O evento, que reuniu dirigentes municipais, filiados e simpatizantes, teve como centro do debate a construção coletiva de propostas para o desenvolvimento social, econômico e ambiental do estado. A presença marcante de representantes de setores organizados da sociedade elevou o tom dos debates, trazendo para a mesa demandas concretas de bairros, trabalhadores, jovens e movimentos sociais.

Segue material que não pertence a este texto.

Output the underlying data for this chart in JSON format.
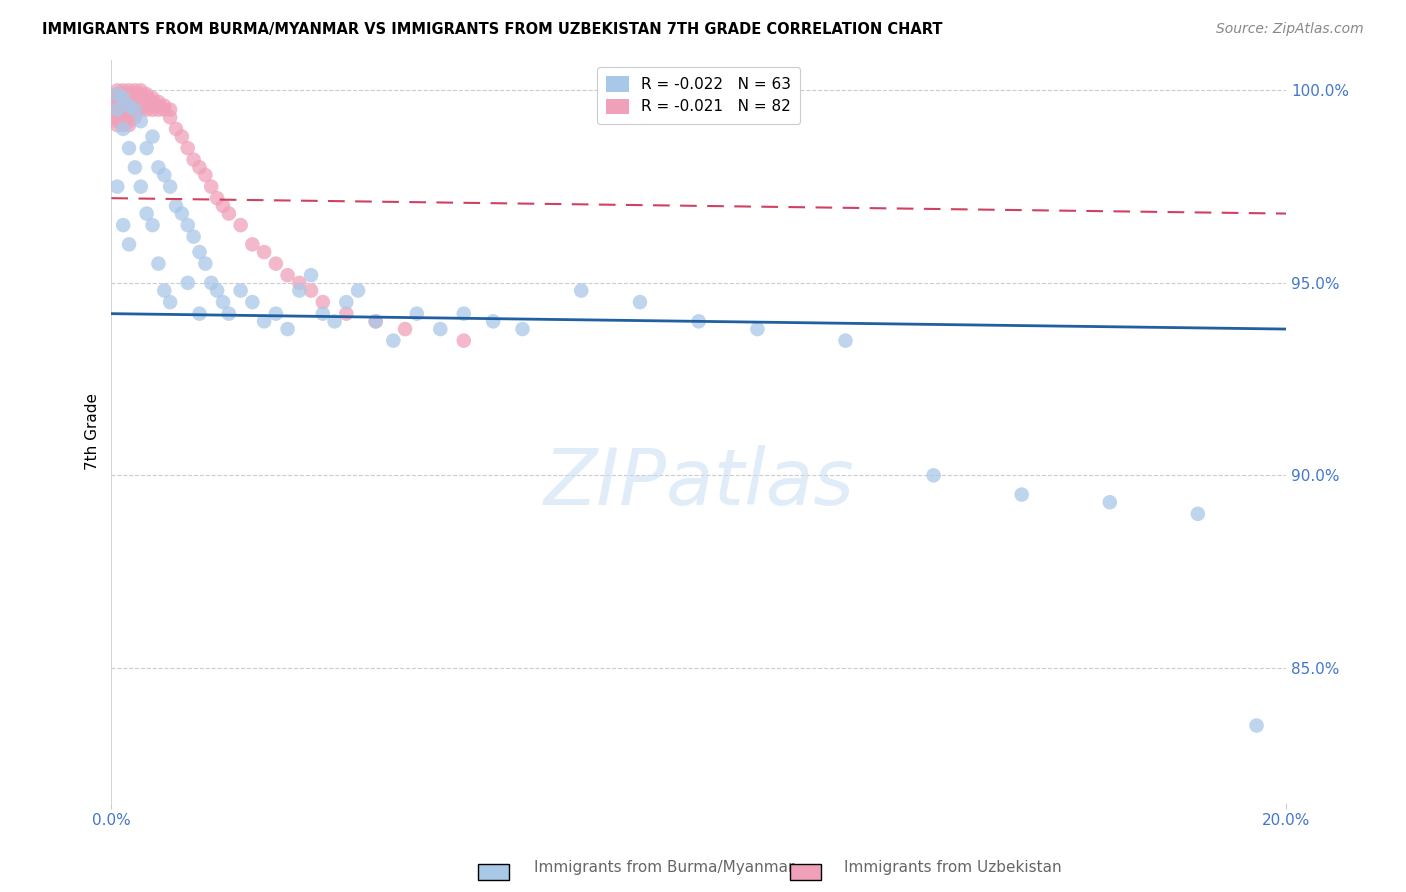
{
  "title": "IMMIGRANTS FROM BURMA/MYANMAR VS IMMIGRANTS FROM UZBEKISTAN 7TH GRADE CORRELATION CHART",
  "source": "Source: ZipAtlas.com",
  "ylabel": "7th Grade",
  "xlim": [
    0.0,
    0.2
  ],
  "ylim": [
    0.815,
    1.008
  ],
  "yticks": [
    0.85,
    0.9,
    0.95,
    1.0
  ],
  "ytick_labels": [
    "85.0%",
    "90.0%",
    "95.0%",
    "100.0%"
  ],
  "legend1_label": "Immigrants from Burma/Myanmar",
  "legend2_label": "Immigrants from Uzbekistan",
  "R_burma": -0.022,
  "N_burma": 63,
  "R_uzbek": -0.021,
  "N_uzbek": 82,
  "blue_color": "#a8c8e8",
  "pink_color": "#f0a0b8",
  "blue_line_color": "#2060a0",
  "pink_line_color": "#d04060",
  "background_color": "#ffffff",
  "grid_color": "#cccccc",
  "axis_color": "#4477cc",
  "watermark": "ZIPatlas",
  "burma_trend_x": [
    0.0,
    0.2
  ],
  "burma_trend_y": [
    0.942,
    0.938
  ],
  "uzbek_trend_x": [
    0.0,
    0.2
  ],
  "uzbek_trend_y": [
    0.972,
    0.968
  ],
  "burma_x": [
    0.001,
    0.001,
    0.001,
    0.002,
    0.002,
    0.002,
    0.003,
    0.003,
    0.003,
    0.004,
    0.004,
    0.005,
    0.005,
    0.006,
    0.006,
    0.007,
    0.007,
    0.008,
    0.008,
    0.009,
    0.009,
    0.01,
    0.01,
    0.011,
    0.012,
    0.013,
    0.013,
    0.014,
    0.015,
    0.015,
    0.016,
    0.017,
    0.018,
    0.019,
    0.02,
    0.022,
    0.024,
    0.026,
    0.028,
    0.03,
    0.032,
    0.034,
    0.036,
    0.038,
    0.04,
    0.042,
    0.045,
    0.048,
    0.052,
    0.056,
    0.06,
    0.065,
    0.07,
    0.08,
    0.09,
    0.1,
    0.11,
    0.125,
    0.14,
    0.155,
    0.17,
    0.185,
    0.195
  ],
  "burma_y": [
    0.999,
    0.995,
    0.975,
    0.998,
    0.99,
    0.965,
    0.996,
    0.985,
    0.96,
    0.995,
    0.98,
    0.992,
    0.975,
    0.985,
    0.968,
    0.988,
    0.965,
    0.98,
    0.955,
    0.978,
    0.948,
    0.975,
    0.945,
    0.97,
    0.968,
    0.965,
    0.95,
    0.962,
    0.958,
    0.942,
    0.955,
    0.95,
    0.948,
    0.945,
    0.942,
    0.948,
    0.945,
    0.94,
    0.942,
    0.938,
    0.948,
    0.952,
    0.942,
    0.94,
    0.945,
    0.948,
    0.94,
    0.935,
    0.942,
    0.938,
    0.942,
    0.94,
    0.938,
    0.948,
    0.945,
    0.94,
    0.938,
    0.935,
    0.9,
    0.895,
    0.893,
    0.89,
    0.835
  ],
  "uzbek_x": [
    0.001,
    0.001,
    0.001,
    0.001,
    0.001,
    0.001,
    0.001,
    0.001,
    0.001,
    0.001,
    0.002,
    0.002,
    0.002,
    0.002,
    0.002,
    0.002,
    0.002,
    0.002,
    0.002,
    0.002,
    0.003,
    0.003,
    0.003,
    0.003,
    0.003,
    0.003,
    0.003,
    0.003,
    0.003,
    0.003,
    0.004,
    0.004,
    0.004,
    0.004,
    0.004,
    0.004,
    0.004,
    0.004,
    0.005,
    0.005,
    0.005,
    0.005,
    0.005,
    0.005,
    0.006,
    0.006,
    0.006,
    0.006,
    0.006,
    0.007,
    0.007,
    0.007,
    0.007,
    0.008,
    0.008,
    0.008,
    0.009,
    0.009,
    0.01,
    0.01,
    0.011,
    0.012,
    0.013,
    0.014,
    0.015,
    0.016,
    0.017,
    0.018,
    0.019,
    0.02,
    0.022,
    0.024,
    0.026,
    0.028,
    0.03,
    0.032,
    0.034,
    0.036,
    0.04,
    0.045,
    0.05,
    0.06
  ],
  "uzbek_y": [
    1.0,
    0.999,
    0.998,
    0.997,
    0.996,
    0.995,
    0.994,
    0.993,
    0.992,
    0.991,
    1.0,
    0.999,
    0.998,
    0.997,
    0.996,
    0.995,
    0.994,
    0.993,
    0.992,
    0.991,
    1.0,
    0.999,
    0.998,
    0.997,
    0.996,
    0.995,
    0.994,
    0.993,
    0.992,
    0.991,
    1.0,
    0.999,
    0.998,
    0.997,
    0.996,
    0.995,
    0.994,
    0.993,
    1.0,
    0.999,
    0.998,
    0.997,
    0.996,
    0.995,
    0.999,
    0.998,
    0.997,
    0.996,
    0.995,
    0.998,
    0.997,
    0.996,
    0.995,
    0.997,
    0.996,
    0.995,
    0.996,
    0.995,
    0.995,
    0.993,
    0.99,
    0.988,
    0.985,
    0.982,
    0.98,
    0.978,
    0.975,
    0.972,
    0.97,
    0.968,
    0.965,
    0.96,
    0.958,
    0.955,
    0.952,
    0.95,
    0.948,
    0.945,
    0.942,
    0.94,
    0.938,
    0.935
  ]
}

Para o presidente estadual do Cidadania, Diego Santos, a iniciativa foi um marco deliberado. “Um partido que quer representar o povo precisa ser a casa do povo organizado. Não estamos aqui apenas para ouvir palmas, mas para escutar críticas, propostas e anseios. A força que sairá daqui vem dessa mistura: da militância partidária com a energia dos movimentos que lutam no dia a dia”, afirmou Santos, em discurso aplaudido.

Entre os presentes, estavam representantes de movimentos de moradia, entidades de defesa dos rios e florestas, coletivos juvenis e associações de bairro. A dinâmica do congresso incluiu rodas de conversa temáticas, onde essas lideranças puderam expor prioridades e cobrar posicionamentos.

Estavam presentes representantes de vários segmentos sociais:
Educação: Prof. Rodrigo Gomes;
Saúde: Dra. Erina;
Segurança Pública: Coronel Amiel;
Cooperativas: Danielzinho;
Associações de bairros: Mujoca;
Cultura: Cristina Almeida,
entre outros.

A estratégia, segundo analistas presentes, reflete uma busca do Cidadania por reconectar-se com as bases sociais e projetar-se como alternativa embasada na realidade local. “O partido demonstrou que entendeu: no Amapá, a política eficaz se faz com as portas abertas e os pés no chão das comunidades”, observou o professor e cientista político João Mendes.

Ao final do congresso, foi aprovada uma carta de compromissos que sintetiza as principais reivindicações colhidas dos movimentos, com eixos em geração de emprego, defesa dos serviços públicos, proteção socioambiental e fortalecimento da participação popular. O Cidadania Amapá deixa o evento com a meta declarada de ser mais do que um partido: uma ferramenta de articulação a serviço do projeto coletivo para o estado. “Saímos daqui com a agenda cheia e a responsabilidade de transformar esse diálogo em ação”, concluiu Diego Santos.